Al-Abri’s other key concern during the lockdown has been his staff’s own health and safety (HSE) and Transom’s HSE team has been in constant contact with Oman’s ministry of health, to ensure it is up to date with the latest advice while working hard to provide enough personal protective equipment for staff.
He also argues that the downtime has given Transom time to focus on projects and improvements that invariably fell by the wayside in the pre-Covid-19 period when there was less spare time.
“Sometimes time has been the challenge in the past, we never had time to focus on a specific area,” he adds.
Achievements now include undertaking maintenance programmes across eight of its airports while new online virtual training courses have been completed by more than 700 members of staff.
And it is this positive attitude that looks likely to ensure that as normality begins to return to Oman’s aviation sector, so Transom and its subsidiaries will be best placed to hit the ground running.

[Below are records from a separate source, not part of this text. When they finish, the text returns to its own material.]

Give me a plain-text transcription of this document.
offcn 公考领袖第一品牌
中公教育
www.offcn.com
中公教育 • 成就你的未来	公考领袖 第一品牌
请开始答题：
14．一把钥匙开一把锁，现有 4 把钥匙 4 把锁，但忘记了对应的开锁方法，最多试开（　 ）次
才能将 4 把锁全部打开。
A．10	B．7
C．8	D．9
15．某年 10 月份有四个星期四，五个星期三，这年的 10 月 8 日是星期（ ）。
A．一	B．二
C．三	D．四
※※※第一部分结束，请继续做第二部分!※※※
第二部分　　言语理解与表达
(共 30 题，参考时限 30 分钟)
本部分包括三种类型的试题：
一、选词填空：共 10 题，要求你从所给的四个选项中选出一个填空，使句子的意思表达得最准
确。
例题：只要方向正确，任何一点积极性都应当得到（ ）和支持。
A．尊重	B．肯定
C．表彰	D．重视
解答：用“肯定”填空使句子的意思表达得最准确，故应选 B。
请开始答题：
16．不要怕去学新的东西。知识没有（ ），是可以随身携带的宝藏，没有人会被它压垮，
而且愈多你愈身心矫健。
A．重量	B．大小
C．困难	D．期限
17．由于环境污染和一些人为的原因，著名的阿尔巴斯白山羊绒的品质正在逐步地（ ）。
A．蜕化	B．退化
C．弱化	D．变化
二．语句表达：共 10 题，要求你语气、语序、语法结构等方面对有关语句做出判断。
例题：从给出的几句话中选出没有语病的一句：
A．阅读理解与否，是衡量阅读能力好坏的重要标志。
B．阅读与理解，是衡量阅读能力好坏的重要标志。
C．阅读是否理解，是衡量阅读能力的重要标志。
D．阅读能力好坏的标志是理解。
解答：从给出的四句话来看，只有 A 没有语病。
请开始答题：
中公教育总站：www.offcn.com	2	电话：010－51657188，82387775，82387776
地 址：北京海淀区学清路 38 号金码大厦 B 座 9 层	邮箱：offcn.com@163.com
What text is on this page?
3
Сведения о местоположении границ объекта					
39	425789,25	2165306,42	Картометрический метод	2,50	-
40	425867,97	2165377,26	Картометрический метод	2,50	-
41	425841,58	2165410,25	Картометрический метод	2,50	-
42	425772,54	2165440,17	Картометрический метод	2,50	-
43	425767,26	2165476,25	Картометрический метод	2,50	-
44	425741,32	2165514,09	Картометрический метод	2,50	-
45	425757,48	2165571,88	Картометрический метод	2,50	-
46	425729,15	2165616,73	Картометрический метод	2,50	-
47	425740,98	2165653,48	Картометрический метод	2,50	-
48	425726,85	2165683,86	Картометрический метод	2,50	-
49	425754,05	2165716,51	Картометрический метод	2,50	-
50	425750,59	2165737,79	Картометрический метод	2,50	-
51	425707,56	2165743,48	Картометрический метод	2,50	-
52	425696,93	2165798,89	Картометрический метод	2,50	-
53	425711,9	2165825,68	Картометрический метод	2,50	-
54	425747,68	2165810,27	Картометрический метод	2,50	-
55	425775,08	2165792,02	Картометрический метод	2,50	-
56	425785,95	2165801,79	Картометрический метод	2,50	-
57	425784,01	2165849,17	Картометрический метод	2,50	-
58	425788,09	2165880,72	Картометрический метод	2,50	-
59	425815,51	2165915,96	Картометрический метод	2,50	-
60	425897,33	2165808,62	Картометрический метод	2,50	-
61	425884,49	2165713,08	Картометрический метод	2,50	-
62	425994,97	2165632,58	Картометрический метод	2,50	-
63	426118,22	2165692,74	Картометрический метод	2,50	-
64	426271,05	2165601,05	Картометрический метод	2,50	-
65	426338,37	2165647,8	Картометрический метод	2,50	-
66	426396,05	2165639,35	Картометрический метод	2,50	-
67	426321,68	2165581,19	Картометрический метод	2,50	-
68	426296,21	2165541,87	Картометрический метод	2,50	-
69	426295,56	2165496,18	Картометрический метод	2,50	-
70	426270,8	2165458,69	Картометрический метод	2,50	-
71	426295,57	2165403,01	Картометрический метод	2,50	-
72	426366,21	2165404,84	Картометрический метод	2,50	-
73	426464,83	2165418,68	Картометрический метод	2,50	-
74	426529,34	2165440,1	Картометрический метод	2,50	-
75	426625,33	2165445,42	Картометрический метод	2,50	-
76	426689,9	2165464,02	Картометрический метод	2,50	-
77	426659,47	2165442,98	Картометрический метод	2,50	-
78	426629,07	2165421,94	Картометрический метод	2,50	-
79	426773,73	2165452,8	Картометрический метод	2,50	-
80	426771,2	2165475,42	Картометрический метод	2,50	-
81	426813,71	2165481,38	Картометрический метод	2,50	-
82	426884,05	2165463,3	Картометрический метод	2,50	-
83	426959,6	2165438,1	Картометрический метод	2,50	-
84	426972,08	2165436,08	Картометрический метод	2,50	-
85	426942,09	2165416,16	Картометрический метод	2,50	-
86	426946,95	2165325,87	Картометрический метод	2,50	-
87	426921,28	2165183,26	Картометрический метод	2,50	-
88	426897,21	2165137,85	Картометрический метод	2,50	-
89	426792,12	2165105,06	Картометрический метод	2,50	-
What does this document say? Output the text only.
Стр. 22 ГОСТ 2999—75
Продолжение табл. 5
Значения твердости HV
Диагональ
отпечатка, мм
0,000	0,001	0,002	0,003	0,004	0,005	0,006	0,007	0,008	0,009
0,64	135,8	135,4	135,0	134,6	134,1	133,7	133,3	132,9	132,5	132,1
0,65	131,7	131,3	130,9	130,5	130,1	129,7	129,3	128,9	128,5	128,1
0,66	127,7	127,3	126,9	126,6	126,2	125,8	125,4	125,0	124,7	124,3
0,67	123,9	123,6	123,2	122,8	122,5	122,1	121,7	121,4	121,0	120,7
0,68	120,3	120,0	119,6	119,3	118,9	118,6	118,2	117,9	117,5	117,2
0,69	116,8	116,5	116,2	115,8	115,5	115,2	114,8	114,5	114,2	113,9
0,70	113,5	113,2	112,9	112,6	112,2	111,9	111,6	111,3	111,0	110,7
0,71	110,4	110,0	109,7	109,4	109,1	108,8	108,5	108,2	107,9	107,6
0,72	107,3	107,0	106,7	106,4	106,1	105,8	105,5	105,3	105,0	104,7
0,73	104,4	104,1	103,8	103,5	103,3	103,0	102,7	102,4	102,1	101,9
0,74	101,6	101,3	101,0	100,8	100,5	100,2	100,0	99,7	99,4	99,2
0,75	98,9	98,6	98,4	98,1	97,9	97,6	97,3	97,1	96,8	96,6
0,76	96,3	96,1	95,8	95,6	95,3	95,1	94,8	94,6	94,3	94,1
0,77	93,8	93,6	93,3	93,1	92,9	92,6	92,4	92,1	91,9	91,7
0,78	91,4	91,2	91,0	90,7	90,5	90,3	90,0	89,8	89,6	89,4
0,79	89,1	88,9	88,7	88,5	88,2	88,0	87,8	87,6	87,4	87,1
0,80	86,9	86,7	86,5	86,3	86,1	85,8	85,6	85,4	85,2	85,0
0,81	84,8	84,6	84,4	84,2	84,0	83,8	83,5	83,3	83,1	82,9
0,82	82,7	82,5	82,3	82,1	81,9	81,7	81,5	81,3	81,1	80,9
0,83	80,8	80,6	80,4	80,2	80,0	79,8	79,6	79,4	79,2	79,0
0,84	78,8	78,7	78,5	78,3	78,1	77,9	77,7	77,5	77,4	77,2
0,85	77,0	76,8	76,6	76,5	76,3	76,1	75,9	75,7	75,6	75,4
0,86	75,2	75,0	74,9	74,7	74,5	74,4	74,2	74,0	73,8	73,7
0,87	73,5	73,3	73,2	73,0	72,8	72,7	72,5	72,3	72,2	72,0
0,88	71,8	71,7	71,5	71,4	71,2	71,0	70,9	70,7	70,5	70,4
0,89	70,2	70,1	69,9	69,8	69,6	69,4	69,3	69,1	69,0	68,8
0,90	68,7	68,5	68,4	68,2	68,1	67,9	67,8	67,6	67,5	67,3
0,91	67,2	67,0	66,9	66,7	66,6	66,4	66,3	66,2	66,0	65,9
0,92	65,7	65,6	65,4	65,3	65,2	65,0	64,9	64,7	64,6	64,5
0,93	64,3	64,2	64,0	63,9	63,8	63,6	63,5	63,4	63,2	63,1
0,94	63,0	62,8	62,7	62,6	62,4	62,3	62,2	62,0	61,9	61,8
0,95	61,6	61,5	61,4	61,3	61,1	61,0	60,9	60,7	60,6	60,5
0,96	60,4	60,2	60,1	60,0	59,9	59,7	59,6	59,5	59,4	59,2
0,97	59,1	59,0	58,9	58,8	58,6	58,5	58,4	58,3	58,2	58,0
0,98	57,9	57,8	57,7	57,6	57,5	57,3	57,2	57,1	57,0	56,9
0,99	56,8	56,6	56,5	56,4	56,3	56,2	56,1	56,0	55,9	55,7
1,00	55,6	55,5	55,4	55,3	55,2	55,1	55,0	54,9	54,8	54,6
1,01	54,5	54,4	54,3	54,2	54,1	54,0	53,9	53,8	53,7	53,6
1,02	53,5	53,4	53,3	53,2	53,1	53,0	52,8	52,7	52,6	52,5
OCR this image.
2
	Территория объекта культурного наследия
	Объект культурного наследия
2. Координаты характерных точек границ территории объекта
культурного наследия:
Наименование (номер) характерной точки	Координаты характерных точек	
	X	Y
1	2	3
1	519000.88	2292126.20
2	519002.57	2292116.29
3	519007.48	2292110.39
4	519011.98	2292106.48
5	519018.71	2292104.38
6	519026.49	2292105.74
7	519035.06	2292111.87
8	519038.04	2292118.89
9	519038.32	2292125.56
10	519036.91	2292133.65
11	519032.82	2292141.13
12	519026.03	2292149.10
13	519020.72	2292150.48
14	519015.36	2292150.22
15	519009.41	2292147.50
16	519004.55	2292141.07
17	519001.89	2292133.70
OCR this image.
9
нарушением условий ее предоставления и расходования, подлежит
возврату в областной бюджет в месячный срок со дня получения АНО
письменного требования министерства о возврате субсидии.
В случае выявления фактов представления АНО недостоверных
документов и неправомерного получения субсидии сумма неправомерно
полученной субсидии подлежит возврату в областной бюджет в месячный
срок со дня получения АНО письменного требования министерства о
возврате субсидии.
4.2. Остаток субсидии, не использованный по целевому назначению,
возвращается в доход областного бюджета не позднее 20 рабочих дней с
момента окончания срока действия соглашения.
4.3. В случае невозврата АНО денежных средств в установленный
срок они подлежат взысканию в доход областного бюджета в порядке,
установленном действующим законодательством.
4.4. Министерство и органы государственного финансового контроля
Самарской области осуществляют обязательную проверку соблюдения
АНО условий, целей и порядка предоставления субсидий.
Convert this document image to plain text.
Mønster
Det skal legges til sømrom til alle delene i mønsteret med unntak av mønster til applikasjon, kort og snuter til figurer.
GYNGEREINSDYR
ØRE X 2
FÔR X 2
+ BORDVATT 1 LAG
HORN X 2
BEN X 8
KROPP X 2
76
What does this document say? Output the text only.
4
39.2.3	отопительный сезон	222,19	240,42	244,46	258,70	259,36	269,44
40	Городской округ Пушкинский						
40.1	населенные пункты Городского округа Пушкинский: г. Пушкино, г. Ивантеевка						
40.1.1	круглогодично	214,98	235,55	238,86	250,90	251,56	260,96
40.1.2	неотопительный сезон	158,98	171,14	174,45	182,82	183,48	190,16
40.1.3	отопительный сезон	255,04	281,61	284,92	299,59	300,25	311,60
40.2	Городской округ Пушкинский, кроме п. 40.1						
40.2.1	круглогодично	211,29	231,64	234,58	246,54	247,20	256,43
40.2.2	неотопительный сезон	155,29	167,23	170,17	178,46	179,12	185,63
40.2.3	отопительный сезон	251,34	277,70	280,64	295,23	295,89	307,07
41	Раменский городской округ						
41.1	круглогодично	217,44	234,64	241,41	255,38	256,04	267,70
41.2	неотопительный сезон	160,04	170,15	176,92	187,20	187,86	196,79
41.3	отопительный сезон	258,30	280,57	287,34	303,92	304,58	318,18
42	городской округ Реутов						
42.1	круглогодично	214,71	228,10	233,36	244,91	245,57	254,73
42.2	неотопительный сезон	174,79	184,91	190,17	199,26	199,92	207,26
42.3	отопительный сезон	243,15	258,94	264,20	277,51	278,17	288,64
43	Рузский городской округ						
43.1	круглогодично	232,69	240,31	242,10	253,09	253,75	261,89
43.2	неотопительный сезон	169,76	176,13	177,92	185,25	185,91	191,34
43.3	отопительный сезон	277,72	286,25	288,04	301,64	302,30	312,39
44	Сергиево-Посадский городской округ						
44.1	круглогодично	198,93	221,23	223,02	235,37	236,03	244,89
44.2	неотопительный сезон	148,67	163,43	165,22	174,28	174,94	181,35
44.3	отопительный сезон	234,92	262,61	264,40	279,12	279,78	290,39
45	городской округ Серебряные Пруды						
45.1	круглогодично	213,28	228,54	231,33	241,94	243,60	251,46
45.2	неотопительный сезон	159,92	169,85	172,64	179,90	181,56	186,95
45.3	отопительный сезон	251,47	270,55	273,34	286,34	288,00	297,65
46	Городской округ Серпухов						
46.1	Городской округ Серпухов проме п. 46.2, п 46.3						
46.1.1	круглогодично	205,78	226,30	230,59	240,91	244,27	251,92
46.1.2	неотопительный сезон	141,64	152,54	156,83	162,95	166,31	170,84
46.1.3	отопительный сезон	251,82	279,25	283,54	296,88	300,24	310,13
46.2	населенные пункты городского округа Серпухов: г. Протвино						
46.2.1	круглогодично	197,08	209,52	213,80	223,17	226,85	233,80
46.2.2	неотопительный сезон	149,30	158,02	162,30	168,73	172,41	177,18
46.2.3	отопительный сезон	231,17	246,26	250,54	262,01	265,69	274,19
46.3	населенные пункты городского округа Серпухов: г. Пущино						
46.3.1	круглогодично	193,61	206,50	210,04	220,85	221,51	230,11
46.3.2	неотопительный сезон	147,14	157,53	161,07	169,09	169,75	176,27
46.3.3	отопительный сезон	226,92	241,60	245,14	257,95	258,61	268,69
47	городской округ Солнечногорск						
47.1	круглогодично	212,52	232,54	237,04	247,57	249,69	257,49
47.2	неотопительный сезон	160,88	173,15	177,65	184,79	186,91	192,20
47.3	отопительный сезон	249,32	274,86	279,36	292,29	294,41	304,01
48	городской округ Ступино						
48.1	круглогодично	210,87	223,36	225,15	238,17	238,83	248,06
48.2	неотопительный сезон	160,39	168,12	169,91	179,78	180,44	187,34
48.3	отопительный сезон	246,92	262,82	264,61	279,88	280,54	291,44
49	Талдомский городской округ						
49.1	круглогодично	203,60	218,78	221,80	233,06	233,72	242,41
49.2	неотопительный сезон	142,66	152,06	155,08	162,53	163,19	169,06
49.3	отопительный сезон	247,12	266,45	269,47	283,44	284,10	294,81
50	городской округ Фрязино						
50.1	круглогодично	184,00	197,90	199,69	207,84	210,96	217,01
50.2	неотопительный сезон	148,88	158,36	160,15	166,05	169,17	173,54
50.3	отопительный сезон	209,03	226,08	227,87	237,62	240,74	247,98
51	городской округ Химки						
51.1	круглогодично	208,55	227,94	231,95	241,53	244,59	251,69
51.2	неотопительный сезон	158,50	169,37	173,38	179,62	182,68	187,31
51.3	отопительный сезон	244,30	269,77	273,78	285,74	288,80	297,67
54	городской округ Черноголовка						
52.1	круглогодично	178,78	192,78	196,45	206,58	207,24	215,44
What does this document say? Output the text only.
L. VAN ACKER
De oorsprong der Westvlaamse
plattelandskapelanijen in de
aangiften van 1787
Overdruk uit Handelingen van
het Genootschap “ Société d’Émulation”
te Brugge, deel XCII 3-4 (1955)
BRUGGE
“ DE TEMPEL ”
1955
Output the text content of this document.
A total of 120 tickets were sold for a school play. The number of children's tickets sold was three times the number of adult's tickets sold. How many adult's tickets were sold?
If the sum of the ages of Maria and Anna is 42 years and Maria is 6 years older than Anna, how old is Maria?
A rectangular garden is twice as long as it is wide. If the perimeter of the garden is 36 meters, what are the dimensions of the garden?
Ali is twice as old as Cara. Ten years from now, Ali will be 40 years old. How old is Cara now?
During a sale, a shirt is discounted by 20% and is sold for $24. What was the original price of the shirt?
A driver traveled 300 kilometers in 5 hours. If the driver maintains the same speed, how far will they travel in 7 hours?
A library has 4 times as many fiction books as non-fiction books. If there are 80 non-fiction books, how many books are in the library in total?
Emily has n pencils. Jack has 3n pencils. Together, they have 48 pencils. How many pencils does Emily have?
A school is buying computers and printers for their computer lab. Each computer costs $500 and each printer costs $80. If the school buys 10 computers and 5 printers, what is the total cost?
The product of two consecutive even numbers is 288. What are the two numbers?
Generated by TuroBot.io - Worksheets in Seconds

Indeed, as Al-Abri reiterates: “From day one we stopped calling this a crisis; we called it an emerging stronger programme.”
Transom Handling has launched a new disinfection service as the company seeks to find new opportunities as a result of the Covid-19 pandemic.
Transom Handling executive director Naif Ali Al-Abri says the new service is being offered by the firm’s cabin appearance team which already has experience in cleaning aircraft.
However, having bought new equipment for thorough disinfection and investing “quite heavily” in additional training, the new service will be offered initially to all airlines operating in Muscat International Airport.
Al-Abri says: “We already had a team but now we are much more focused on elevating the standards of sanitisation.”
He adds a plan is also afoot to extend the disinfection service beyond aircraft and make it available across the whole of Muscat as other businesses move to ensure they are operating in clean, safe environments.
Al-Abri says: “We are no more just looking at airplanes and this is part of our diversification and growth.
“We are taking the expertise of this team even beyond aviation and this is something we are discussing which we can leverage from the strength we have in hygiene and disinfection.”